Now, with him closer to goal, he’s assisted 0-12 in four matches, nine of which with his hands. And perhaps it’s made Dublin that bit more direct out the field too. The DCU St Patrick’s graduate has also given eight kickpasses and lost possession just four times (from 93).
Cillian O’Connor is the top scorer from play so far in the championship with 5-10, Kilkenny is second, with the next best being Tipperary’s Conor Sweeney who amassed 2-10. Jordan Morris of Meath scored 2-6 in three matches, one less than the aforementioned. Making up the top five is Mayo’s emerging star Tommy Conroy who has 1-8, while Dublin’s own newbie Sean Bugler has scored 2-4.
Conor Madden of Cavan has 1-6 from three matches (just one start), as does Donegal’s Michael Langan, while Dublin’s Dean Rock has the same after playing one game more. Down’s Jerome Johnston and Kildare full forward Darragh Kirwan both scored 0-8 in two matches, while Limerick’s Cillian Fahy scored 2-2 in the same amount of games.
No player comes close to Kilkenny on the points front however, and Mayo will be desperate to neutralise his threat this weekend. Will James Horan turn to the same players who quietened Kilkenny in previous contests, or make different plans given his new role?

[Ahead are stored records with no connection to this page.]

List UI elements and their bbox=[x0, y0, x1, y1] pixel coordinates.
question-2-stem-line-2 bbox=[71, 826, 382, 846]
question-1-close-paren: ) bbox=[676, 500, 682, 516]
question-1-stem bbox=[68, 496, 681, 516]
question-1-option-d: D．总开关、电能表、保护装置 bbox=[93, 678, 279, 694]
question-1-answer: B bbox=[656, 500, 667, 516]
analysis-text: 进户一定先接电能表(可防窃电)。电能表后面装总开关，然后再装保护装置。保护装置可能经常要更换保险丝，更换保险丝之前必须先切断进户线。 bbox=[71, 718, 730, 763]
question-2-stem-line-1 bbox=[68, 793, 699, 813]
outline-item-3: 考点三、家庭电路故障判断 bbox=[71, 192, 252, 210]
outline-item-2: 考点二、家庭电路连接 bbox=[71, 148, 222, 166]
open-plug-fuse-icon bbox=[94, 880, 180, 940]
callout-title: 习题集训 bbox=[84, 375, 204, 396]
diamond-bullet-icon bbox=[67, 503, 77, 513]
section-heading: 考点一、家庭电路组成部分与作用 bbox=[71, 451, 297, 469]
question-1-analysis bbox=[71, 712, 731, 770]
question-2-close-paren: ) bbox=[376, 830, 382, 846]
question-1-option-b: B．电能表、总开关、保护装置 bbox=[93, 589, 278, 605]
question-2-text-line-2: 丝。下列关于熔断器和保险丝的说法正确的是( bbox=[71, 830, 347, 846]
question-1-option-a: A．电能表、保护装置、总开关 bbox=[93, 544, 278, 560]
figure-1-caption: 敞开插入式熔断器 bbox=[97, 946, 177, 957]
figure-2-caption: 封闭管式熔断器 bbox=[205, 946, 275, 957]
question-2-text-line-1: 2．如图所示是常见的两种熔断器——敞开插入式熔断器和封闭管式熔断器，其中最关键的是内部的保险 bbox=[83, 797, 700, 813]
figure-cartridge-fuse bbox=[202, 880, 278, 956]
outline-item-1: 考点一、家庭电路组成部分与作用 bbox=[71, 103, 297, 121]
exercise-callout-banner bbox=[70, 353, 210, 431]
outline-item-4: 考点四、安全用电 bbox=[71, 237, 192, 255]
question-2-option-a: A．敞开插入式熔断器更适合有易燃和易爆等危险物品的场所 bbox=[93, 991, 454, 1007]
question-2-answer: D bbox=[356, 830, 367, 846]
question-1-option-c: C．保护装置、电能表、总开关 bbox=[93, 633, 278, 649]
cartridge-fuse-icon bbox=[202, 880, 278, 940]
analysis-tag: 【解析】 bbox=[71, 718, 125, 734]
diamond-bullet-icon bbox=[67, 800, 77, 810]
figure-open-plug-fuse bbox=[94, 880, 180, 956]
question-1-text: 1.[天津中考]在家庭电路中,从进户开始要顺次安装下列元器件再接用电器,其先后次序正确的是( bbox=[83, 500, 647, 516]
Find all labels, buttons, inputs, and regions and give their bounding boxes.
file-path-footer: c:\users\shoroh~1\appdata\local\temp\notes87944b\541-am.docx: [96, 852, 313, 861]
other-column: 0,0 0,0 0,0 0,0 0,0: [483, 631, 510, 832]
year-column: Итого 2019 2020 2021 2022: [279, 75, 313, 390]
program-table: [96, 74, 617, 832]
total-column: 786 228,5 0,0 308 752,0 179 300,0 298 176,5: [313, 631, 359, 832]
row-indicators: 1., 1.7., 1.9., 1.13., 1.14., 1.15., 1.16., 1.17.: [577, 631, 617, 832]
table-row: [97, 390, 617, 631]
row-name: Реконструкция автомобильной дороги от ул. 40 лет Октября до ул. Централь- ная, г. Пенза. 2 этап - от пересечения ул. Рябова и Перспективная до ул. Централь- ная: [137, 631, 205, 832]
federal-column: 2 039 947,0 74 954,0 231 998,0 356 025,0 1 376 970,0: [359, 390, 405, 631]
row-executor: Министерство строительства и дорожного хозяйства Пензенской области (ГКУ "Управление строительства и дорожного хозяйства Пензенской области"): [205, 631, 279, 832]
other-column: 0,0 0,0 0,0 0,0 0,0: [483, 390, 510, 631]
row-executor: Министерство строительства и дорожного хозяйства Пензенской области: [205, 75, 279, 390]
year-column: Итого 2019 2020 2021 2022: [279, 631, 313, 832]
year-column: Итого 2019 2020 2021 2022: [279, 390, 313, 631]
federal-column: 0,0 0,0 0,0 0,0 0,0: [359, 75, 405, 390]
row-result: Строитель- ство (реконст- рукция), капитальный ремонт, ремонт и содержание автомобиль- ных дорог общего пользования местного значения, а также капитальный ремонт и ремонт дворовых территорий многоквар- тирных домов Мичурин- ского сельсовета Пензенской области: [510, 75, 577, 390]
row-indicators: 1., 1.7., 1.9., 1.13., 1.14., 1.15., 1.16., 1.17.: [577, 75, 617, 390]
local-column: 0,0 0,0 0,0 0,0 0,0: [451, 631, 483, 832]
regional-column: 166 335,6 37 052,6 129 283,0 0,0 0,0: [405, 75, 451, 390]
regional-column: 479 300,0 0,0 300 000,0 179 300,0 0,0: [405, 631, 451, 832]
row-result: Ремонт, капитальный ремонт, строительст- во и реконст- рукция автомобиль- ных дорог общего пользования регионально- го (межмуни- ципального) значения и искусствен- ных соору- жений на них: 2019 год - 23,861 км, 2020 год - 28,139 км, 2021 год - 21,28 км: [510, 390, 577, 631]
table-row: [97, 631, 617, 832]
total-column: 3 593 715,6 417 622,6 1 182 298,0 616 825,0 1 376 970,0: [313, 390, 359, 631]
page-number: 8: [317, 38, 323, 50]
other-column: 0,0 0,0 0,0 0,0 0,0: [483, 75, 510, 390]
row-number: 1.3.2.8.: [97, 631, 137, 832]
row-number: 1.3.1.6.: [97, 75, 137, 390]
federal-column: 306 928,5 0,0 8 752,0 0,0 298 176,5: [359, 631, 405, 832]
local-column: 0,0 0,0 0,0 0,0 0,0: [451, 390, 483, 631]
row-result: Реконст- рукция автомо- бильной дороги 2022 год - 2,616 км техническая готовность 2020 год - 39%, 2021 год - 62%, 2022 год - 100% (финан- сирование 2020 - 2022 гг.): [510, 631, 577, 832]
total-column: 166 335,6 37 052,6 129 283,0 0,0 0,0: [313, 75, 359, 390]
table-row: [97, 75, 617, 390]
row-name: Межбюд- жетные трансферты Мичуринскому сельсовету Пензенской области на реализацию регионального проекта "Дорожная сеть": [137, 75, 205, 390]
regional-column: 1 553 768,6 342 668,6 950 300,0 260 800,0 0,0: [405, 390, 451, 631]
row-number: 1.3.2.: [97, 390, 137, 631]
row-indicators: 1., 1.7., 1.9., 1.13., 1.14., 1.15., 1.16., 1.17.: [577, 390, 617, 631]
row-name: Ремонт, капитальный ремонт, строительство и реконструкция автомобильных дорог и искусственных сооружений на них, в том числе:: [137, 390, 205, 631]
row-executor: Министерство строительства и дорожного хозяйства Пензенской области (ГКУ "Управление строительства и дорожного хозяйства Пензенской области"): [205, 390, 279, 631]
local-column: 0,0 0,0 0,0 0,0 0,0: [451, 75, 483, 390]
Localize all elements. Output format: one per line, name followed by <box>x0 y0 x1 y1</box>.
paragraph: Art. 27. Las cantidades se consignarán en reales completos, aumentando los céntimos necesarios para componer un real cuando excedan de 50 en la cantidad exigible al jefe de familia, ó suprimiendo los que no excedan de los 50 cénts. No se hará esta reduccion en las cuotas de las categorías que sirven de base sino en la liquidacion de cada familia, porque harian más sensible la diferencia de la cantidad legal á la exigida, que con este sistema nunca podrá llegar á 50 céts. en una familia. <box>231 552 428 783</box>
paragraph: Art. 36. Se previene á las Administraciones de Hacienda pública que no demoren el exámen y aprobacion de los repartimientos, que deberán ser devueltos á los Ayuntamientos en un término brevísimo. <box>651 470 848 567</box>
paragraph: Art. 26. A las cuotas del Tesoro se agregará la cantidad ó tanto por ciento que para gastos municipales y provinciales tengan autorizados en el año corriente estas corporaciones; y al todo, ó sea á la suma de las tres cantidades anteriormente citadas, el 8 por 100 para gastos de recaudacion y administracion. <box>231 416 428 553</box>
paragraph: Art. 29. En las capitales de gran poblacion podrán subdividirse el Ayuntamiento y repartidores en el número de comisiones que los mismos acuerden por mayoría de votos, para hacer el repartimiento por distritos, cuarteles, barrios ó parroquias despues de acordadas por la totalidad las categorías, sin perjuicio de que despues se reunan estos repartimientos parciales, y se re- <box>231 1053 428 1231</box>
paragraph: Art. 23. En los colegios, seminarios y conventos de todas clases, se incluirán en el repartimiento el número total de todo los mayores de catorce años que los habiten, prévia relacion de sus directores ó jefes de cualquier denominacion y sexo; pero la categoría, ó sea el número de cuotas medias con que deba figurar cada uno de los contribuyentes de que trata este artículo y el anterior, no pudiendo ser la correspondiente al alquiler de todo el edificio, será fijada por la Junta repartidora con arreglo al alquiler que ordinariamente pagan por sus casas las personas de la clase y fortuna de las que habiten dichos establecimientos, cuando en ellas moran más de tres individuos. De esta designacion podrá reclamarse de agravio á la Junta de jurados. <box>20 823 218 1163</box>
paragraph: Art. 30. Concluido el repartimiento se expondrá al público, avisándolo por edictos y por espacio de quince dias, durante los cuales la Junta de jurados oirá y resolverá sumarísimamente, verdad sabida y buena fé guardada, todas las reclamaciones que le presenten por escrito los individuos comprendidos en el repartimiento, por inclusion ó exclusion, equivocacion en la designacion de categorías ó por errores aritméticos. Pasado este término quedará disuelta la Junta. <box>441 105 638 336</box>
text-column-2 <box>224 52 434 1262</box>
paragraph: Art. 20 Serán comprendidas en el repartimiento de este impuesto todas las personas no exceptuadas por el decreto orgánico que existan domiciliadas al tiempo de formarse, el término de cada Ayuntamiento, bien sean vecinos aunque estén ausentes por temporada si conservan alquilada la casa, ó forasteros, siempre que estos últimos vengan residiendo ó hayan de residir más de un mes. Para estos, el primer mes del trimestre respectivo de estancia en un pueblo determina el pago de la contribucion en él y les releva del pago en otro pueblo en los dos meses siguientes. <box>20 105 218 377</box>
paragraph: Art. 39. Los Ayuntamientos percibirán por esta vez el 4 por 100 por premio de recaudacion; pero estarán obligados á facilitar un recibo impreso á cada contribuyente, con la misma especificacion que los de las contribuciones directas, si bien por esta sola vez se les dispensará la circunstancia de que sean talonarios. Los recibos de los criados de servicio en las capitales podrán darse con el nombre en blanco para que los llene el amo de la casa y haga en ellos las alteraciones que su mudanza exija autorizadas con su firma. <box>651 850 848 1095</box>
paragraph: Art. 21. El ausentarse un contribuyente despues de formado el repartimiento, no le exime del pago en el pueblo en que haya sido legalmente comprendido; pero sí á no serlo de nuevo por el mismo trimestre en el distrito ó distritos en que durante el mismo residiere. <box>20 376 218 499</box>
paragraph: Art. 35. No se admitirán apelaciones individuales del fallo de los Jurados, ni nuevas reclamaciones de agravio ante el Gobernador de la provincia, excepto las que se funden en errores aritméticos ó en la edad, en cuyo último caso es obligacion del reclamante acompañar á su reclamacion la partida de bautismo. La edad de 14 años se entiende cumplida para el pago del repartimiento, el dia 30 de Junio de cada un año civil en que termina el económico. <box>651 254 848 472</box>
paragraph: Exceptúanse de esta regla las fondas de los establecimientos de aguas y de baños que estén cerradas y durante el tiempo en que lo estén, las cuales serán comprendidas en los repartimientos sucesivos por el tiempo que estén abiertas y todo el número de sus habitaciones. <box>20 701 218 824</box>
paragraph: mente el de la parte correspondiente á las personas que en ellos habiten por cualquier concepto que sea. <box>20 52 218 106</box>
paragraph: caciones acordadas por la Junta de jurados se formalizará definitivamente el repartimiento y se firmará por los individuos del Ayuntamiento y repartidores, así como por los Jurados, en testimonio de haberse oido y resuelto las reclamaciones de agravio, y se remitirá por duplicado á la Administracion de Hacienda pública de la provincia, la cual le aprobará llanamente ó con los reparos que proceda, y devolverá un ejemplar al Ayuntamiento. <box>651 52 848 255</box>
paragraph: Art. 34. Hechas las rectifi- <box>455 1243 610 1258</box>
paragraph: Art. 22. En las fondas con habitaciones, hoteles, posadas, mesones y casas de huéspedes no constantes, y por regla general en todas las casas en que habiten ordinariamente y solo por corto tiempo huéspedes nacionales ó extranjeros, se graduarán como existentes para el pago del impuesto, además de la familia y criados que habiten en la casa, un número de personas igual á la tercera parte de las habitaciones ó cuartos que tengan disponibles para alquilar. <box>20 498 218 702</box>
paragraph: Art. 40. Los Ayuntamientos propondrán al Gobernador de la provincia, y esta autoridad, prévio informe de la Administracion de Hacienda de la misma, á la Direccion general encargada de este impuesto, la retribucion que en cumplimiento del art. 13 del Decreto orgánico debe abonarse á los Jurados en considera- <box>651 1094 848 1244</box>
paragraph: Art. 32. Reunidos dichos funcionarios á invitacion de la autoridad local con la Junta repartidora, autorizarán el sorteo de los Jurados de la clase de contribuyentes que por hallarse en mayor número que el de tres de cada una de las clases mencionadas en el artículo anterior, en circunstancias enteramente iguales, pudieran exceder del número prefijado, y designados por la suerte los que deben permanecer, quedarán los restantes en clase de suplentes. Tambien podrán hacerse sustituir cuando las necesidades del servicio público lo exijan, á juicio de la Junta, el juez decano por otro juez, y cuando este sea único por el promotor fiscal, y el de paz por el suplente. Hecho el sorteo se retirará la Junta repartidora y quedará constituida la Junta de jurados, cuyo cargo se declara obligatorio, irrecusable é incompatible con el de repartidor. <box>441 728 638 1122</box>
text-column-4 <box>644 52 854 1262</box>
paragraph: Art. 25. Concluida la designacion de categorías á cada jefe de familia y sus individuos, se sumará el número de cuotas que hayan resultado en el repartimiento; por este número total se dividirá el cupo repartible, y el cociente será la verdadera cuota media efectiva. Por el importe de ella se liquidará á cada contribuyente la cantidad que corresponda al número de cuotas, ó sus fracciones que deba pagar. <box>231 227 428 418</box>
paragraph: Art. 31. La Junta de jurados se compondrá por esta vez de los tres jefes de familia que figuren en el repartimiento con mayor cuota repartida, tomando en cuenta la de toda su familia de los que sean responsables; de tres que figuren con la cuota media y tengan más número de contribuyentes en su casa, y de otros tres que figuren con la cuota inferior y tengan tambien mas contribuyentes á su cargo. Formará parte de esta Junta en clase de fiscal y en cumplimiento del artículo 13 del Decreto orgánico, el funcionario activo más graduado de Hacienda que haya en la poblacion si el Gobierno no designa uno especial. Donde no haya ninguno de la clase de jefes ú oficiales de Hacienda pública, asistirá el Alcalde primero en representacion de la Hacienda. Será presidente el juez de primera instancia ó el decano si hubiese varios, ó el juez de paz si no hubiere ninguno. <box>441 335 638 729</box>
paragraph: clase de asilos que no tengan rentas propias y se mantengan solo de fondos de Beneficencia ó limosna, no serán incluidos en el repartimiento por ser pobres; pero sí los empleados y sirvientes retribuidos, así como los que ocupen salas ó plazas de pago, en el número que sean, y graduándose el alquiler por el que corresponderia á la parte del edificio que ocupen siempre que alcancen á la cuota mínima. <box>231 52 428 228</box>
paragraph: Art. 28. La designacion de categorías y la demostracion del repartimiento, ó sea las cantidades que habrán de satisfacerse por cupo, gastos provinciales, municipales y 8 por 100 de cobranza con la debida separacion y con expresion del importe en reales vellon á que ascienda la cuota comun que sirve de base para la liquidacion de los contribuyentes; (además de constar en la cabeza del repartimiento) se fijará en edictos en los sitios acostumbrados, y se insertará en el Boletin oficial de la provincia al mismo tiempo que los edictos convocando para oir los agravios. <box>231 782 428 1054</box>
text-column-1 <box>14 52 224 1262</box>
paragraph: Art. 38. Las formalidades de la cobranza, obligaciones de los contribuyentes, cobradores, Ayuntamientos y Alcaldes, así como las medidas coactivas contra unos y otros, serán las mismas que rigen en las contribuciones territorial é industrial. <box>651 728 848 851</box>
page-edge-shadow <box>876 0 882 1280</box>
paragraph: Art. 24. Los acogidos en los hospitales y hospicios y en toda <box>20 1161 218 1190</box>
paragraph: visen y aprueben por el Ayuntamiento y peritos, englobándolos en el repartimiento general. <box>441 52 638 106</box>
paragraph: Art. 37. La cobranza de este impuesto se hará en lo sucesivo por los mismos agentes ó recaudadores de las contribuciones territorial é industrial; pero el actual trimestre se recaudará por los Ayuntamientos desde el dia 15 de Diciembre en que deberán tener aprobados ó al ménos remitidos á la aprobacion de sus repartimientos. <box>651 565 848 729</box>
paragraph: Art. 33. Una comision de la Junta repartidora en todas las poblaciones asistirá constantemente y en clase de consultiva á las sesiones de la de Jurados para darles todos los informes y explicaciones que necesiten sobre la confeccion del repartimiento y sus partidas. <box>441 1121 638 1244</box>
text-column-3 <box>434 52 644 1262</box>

Dublin’s best inside forward should really be marked by Mayo’s best inside defender – Chris Barrett – and the talents of Patrick Durcan and Lee Keegan could be put to much better use out the field where a tracker is needed to follow the likes of Con O’Callaghan (now in the half forward line) and Brian Fenton in order to limit their involvements and force them into the areas of the field where they can’t make as much of an impact. Durcan and Keegan have both done that in the past against a roving Kilkenny.
Both natural half backs – two of the best wing backs of their generation in fact – they are excellent trackers who turn the tables on forwards with constant attacking. But, as Keegan discovered while marking O’Callaghan in the full back line last year, it’s harder to put your forward on the back foot from the last line. The more traditional forms of defending are needed back there, ie getting out in front, or a hand in on the ball.
Ultimately Mayo’s defensive system is reliant on them nailing their match-ups, but Kilkenny’s change of position means a box that was previously ticked now poses an entirely new question. Five in a row of keeping Ciarán Kilkenny scoreless would go a long way but will take some doing with him this close to goal.